Dude, no matter how drunk you are, it's not okay to hug every other guy at a strip club. Mainly because boners are far too common.
Ok. Also I almost just threw up. Seriously. I was think to myself "really? Here? Now? At my work desk?" and then it went away.
how opposed are you to picking me up at the bar at 11:00am?
will you please explain to me as to why or how i have a dirtbike tread looking bruise on my back?
Im in the STD packet for new students this year. And im going to be plastered tonight so be forewarned
When I eventually hook up with a resident lets refer to it as taking a hands on approach to my job
I need to stop treating my body like that of a Vegas hooker on vacation in Ibiza
i have two emotions: emotionless and blind with rage
i woke up in his neighbors pool house. Not sure how I got here but there is people swimming outside. how do I escape?
just fucking run.
All that fucking tequilla made my head feel like it's inside of a body builder's asshole. He's doing squats.

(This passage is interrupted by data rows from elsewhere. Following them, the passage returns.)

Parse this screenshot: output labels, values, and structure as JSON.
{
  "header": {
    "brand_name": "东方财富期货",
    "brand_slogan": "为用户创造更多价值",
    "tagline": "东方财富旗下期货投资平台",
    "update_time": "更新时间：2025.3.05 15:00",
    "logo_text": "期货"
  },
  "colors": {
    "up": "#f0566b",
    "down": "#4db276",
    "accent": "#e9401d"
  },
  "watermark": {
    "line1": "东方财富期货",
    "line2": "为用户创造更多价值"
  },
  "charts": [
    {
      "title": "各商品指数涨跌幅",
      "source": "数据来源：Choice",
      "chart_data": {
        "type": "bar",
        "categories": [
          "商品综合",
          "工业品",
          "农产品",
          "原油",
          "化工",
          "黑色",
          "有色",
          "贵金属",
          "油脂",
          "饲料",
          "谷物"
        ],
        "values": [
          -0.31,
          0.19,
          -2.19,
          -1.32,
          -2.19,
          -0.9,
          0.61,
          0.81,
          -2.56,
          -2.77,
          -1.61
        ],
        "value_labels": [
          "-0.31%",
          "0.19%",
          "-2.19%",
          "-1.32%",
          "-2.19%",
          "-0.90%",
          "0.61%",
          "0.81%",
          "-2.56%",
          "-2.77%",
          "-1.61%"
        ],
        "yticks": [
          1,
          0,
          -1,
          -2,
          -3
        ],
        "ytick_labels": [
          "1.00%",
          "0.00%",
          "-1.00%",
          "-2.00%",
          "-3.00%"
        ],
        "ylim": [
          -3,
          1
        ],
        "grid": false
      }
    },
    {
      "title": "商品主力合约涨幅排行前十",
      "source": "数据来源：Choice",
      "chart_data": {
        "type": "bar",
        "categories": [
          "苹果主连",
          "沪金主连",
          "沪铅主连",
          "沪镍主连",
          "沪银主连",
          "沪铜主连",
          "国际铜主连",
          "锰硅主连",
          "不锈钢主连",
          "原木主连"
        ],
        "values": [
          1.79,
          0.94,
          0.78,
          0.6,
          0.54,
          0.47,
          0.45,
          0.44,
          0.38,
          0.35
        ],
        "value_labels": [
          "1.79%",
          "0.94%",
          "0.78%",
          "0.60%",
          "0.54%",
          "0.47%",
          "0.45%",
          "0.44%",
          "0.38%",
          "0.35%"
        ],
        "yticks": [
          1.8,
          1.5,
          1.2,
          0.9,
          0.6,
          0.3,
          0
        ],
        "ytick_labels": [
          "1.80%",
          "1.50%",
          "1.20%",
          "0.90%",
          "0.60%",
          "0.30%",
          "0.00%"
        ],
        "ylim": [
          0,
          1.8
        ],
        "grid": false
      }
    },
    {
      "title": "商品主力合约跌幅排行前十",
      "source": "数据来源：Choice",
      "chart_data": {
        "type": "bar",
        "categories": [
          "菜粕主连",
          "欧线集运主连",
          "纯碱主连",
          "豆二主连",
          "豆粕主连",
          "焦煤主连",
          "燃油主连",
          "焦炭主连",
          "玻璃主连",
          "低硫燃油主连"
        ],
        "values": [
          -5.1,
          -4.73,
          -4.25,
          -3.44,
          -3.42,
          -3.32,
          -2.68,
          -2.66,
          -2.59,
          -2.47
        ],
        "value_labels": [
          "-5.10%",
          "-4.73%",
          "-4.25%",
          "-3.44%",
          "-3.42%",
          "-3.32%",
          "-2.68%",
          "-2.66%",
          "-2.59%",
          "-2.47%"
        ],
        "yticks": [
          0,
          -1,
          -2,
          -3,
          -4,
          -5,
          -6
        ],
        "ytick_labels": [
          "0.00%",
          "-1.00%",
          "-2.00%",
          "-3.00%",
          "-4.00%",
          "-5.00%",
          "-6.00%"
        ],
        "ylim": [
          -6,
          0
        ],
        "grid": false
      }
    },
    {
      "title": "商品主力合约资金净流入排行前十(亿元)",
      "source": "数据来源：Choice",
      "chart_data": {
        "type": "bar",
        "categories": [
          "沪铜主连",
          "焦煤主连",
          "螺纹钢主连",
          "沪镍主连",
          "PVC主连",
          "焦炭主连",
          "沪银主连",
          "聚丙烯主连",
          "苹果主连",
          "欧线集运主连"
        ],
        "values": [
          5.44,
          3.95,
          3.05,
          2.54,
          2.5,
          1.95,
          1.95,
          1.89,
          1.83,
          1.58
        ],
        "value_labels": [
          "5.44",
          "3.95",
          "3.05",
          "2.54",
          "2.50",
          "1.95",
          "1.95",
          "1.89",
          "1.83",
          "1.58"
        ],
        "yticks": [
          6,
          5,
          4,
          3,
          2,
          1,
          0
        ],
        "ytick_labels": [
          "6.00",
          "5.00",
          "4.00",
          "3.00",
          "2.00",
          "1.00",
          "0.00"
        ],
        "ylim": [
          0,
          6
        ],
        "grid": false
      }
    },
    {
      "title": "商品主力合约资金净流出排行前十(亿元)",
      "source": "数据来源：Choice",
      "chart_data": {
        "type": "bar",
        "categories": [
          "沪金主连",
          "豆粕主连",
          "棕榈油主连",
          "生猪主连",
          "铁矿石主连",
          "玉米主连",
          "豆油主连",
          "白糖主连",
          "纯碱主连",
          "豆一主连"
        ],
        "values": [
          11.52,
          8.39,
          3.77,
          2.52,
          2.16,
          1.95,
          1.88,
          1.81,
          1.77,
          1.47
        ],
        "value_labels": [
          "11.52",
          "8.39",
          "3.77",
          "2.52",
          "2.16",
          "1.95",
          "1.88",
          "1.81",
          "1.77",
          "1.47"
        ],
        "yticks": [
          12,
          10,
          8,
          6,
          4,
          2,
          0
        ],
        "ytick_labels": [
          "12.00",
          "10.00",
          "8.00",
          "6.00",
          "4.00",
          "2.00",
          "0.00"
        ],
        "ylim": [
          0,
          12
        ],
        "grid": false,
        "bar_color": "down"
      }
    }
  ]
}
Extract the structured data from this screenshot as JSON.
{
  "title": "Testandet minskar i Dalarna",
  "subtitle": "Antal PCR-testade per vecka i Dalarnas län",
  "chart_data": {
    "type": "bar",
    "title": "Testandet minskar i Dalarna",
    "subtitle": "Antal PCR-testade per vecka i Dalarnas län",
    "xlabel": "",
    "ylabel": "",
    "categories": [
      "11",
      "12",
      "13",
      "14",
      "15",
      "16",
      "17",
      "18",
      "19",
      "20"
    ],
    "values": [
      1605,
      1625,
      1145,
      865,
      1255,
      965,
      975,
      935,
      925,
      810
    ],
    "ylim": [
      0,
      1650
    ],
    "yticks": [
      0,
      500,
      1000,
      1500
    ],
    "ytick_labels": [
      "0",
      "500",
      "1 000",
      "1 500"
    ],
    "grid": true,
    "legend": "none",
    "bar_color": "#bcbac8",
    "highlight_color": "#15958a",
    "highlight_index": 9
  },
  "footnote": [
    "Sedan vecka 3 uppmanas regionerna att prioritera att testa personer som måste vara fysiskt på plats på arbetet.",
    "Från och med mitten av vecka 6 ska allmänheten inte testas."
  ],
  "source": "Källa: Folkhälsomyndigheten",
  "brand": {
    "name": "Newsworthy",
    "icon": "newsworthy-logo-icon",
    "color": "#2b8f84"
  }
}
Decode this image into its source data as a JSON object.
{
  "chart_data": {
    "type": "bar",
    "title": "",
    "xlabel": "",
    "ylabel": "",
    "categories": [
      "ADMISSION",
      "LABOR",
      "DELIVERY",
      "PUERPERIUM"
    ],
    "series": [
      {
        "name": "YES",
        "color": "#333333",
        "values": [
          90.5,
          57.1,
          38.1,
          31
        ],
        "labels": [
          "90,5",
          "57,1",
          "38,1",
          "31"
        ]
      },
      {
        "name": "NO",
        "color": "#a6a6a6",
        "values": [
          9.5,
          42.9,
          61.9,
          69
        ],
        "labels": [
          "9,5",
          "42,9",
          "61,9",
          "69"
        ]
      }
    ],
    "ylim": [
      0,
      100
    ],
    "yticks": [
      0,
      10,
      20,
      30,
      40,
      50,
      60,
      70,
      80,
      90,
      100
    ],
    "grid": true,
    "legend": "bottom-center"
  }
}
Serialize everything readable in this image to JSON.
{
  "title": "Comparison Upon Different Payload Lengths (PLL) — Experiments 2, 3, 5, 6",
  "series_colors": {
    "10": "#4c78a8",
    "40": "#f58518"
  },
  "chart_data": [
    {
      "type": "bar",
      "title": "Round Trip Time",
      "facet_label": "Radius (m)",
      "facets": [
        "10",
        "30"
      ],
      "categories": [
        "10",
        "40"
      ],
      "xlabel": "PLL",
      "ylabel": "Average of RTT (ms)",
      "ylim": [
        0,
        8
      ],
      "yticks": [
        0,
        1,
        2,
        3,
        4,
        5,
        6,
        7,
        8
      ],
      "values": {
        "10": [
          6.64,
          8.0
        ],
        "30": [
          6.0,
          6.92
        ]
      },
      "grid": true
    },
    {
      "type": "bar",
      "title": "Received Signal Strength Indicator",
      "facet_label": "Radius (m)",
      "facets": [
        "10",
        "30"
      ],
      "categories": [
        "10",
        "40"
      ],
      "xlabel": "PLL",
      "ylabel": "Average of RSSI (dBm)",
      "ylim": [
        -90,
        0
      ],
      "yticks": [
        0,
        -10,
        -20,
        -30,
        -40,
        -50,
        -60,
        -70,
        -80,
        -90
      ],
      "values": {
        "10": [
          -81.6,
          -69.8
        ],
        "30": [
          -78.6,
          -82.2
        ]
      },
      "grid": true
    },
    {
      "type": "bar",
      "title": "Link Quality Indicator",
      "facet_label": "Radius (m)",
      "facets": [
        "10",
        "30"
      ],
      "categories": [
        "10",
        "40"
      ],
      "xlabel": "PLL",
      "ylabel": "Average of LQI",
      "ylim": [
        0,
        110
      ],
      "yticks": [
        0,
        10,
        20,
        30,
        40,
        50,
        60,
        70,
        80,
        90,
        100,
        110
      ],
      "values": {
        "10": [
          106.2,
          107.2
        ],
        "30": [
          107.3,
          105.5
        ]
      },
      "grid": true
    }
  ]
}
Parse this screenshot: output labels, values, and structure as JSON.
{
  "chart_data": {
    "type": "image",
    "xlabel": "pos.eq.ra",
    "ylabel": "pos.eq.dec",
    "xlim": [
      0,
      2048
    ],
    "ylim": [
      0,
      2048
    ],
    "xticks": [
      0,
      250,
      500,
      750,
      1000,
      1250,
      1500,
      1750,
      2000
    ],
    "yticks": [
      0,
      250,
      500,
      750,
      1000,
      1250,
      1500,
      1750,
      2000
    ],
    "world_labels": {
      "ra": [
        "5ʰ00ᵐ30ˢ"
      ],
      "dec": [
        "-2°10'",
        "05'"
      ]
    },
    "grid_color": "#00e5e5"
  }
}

not totally sure where im at but i think i've definitely woken up on this couch before. bong on the coffee table looks familiar. should be able to find my way home
we told the drug dealer that our car was dead and we needed a jump so he would bring the drugs to us...
He came over last night and as soon as we started having sex Siri announced "you've arrived at your destination." I think it was some kinda sign
So I came to the conclusion that who ever pour my ever clear out saved my life
I have filthy fantasies involving his tongue. My vagina almost exploded while he was licking that ice cream cone.